Re: assorted HTML and SGML questions

Terry Allen (terry@ora.com)
Sun, 19 Nov 1995 07:19:36 PST


Message-Id: <199511191519.HAA19793@rock.west.ora.com>
From: Terry Allen <terry@ora.com>
Date: Sun, 19 Nov 1995 07:19:36 PST
In-Reply-To: jbw@cs.bu.edu (Joe Wells)
To: jbw@cs.bu.edu (Joe Wells), www-html@w3.org
Subject: Re: assorted HTML and SGML questions

| Q: (("text/html" Internet Media Type)) Does text/html forbid including the
|    SGML declaration (<!SGML ...>)?  I know it forbids including a document
|    type declaration subset, but the standard is unclear on whether the
|    SGML declaration is allowed.

I don't see where it is forbidden, but of course it isn't needed.

| Q: ((Internet Media Types for SGML)) Since the text/html Internet media
|    type forbids including a DTD subset, what media type should one use if
|    one wishes to transmit an HTML document with a DTD subset via HTTP?  Is
|    there something like a text/sgml media type defined anywhere?

Not forbidden:

   HTML user agents may support other document types. In particular,
   they may support other formal public identifiers, or other document
   types altogether. They may support an internal declaration subset
   with supplemental entity, element, and other markup declarations.

I don't see any language that would classify an HTML doc amplified by
an internal subset as not HTML (interestingly).  text/sgml is being
defined in the MIMESGML WG.  See draft-ietf-mime-sgml-00.txt or its
successor.  

| Q: ((HTML and Empty P Elements)) What are the semantics of an empty P
|    element in HTML?  The standard doesn't really seem to deal with this.
|    There are *lots* of documents on the net with *lots* of empty P
|    elements.  Is it reasonable for a user agent to issue a warning that
|    this is bad HTML?

No, Ps without content are valid HTML.  The meaning of a P without 
content is that it's a paragraph without any words in it ...

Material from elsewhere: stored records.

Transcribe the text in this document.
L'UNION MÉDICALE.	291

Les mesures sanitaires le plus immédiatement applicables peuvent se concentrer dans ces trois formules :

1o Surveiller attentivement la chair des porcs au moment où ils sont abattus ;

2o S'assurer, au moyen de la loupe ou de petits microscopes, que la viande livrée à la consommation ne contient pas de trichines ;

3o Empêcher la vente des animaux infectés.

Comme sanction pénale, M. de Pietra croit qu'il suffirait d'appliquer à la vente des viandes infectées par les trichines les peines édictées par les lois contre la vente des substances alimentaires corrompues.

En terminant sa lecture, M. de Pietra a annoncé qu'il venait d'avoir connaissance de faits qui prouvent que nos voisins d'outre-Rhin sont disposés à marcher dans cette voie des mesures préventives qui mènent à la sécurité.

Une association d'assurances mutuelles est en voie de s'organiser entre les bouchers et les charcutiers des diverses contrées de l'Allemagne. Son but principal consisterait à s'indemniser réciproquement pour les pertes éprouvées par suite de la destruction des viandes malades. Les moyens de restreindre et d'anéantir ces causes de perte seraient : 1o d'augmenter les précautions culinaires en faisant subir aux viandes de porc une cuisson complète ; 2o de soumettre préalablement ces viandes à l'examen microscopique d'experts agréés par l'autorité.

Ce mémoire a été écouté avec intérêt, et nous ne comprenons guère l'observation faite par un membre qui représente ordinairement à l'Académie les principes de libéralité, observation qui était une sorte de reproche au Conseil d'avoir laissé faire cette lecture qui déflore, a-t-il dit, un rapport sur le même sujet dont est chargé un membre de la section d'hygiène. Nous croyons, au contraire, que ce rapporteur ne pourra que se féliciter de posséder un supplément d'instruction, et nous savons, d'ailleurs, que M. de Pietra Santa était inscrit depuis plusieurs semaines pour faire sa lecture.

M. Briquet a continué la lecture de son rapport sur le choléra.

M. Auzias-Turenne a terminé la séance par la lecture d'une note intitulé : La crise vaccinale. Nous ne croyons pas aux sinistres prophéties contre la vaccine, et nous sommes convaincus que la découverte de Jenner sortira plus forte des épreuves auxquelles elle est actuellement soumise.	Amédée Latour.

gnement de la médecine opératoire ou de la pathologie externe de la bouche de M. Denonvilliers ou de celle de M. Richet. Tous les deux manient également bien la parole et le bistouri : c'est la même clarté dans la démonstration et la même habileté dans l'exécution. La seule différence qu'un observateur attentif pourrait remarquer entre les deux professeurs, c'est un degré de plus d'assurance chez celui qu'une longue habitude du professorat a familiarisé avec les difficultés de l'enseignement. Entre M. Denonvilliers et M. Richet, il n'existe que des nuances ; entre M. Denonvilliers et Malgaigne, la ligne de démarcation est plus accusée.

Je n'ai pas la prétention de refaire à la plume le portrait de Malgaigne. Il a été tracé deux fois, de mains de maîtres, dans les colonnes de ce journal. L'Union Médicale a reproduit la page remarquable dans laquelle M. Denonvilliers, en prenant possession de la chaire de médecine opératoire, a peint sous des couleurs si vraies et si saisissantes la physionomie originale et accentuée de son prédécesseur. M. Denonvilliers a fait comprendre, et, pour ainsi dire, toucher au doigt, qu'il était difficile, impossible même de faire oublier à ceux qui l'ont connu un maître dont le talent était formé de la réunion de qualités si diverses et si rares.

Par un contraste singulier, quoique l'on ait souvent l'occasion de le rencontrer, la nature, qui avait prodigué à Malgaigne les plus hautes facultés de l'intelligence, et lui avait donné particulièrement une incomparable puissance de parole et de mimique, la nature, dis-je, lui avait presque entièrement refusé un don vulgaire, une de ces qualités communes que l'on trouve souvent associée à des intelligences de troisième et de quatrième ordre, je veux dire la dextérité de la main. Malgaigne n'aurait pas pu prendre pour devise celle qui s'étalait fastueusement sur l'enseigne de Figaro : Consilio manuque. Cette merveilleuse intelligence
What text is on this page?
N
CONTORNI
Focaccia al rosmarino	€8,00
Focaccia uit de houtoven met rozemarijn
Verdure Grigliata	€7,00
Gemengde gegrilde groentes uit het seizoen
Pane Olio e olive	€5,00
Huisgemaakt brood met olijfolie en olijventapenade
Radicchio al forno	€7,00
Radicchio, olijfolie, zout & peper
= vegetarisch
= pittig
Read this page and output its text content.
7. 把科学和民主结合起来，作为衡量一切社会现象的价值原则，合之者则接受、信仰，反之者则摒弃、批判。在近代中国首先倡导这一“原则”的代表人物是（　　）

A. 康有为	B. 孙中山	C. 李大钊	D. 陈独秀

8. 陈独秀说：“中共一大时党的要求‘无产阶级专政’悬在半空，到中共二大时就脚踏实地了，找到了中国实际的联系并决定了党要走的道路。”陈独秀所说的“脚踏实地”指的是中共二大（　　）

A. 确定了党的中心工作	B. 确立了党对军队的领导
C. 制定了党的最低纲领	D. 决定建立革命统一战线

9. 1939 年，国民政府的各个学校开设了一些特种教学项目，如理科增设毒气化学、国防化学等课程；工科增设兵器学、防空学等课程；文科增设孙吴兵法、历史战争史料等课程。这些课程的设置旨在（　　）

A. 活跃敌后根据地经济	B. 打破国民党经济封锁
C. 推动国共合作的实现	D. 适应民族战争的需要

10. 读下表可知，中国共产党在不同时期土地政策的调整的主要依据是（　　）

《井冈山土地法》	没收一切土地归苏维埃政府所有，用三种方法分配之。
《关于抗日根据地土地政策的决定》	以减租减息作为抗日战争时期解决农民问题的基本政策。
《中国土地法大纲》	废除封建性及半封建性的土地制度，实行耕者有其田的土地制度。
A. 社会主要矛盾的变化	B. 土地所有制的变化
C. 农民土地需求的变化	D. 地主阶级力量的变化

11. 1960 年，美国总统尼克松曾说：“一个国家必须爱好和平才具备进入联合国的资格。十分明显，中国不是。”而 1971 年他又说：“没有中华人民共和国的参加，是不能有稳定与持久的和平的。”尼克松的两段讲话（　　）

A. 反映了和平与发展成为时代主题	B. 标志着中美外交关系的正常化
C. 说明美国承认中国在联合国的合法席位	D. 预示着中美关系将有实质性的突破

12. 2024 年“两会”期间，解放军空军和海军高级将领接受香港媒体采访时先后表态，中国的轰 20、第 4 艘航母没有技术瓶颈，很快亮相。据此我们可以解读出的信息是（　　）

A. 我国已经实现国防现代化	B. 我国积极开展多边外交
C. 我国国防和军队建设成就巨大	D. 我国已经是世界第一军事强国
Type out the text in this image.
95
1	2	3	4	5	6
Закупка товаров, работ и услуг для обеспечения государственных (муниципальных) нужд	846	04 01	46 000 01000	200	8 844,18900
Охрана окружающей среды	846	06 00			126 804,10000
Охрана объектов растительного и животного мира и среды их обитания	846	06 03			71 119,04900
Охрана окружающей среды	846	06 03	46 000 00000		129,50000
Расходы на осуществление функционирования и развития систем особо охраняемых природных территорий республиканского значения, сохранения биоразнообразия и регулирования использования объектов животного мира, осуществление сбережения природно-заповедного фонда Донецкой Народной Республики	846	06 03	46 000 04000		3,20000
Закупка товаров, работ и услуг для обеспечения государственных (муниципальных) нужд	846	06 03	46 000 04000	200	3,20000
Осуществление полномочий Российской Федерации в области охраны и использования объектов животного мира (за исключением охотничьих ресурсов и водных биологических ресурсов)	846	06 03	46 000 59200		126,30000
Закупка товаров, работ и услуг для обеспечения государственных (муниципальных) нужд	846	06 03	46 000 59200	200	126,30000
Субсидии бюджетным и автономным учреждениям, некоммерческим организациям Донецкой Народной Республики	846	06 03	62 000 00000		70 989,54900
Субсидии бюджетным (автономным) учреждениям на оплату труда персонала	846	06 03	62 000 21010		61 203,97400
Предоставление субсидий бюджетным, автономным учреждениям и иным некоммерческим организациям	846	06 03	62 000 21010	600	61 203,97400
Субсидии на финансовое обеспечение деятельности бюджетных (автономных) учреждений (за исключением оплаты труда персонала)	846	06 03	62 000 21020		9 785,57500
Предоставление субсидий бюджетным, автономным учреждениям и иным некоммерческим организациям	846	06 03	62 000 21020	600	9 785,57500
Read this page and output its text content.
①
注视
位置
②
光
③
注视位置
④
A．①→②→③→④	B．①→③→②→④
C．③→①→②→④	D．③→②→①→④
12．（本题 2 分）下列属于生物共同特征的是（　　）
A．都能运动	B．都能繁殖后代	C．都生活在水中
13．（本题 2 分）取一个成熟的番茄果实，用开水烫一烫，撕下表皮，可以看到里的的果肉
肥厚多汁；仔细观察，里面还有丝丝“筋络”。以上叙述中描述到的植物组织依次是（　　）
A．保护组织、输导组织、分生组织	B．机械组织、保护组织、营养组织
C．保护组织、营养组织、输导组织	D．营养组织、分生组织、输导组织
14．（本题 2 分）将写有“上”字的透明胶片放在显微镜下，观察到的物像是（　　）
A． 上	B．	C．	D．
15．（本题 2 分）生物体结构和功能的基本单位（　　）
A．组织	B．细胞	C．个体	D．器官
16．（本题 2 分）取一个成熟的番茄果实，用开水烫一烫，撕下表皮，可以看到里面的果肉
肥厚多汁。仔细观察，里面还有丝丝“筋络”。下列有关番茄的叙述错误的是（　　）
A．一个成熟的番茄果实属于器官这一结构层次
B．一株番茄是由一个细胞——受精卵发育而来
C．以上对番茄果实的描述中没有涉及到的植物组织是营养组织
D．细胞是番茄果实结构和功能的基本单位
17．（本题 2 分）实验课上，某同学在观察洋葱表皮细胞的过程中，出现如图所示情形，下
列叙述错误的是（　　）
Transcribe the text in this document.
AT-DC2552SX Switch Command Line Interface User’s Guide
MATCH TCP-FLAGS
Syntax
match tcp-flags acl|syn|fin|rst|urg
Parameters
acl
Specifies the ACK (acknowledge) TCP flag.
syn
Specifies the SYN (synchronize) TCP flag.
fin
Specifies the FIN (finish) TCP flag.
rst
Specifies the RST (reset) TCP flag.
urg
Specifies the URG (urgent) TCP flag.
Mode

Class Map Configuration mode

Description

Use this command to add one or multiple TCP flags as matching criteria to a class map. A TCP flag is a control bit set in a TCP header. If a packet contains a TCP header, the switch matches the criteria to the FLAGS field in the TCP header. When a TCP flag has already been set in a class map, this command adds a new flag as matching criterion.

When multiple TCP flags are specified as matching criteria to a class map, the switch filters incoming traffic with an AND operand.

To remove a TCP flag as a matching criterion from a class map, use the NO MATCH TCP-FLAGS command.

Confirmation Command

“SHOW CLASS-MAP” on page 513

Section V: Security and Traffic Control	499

| Q: ((SGML Mixed Content)) I'm not sure if I understand the mixed content
|    rules properly.  Let me state what I guess the rules are so that you
|    can tell me if I got it right or wrong.  Here is what I think the rules
|    are:

Don't guess, buy a good book on SGML.  See ftp://ftp.ifi.uio.no/pub/SGML/ .

| Q: ((SGML LITLEN)) Is the SGML limit on attribute value lengths (LITLEN)
|    applied to the attribute value after parsing and entity replacement or
|    before?

In practice, it is ignored by most tools, and a good thing.  For details,
see that book you're going to buy, or spend a day with the Handbook.

| Q: ((HTML PRE Containing FORM)) RFC 1866 says this:
|    
|      For example, a <PRE> element may contain a <FORM> element, ...
|    
|    This doesn't make any sense because it contradicts the DTD given in the
|    same document.  What's the story here?

A DTD is code+prose, so the statement above belongs to the DTD just as does
the code.  I take the code to be normative.


Good questions.  We don't see their like much around here.

Regards,

-- 
Terry Allen  (terry@songline.com), Online Books Editor, Songline Studios
               affiliated with O'Reilly & Associates, Inc.   
A Davenport Group sponsor.  See http://www.ora.com/davenport/README.html
 "Laid across a map of the US, Indonesia would stretch from coast to coast."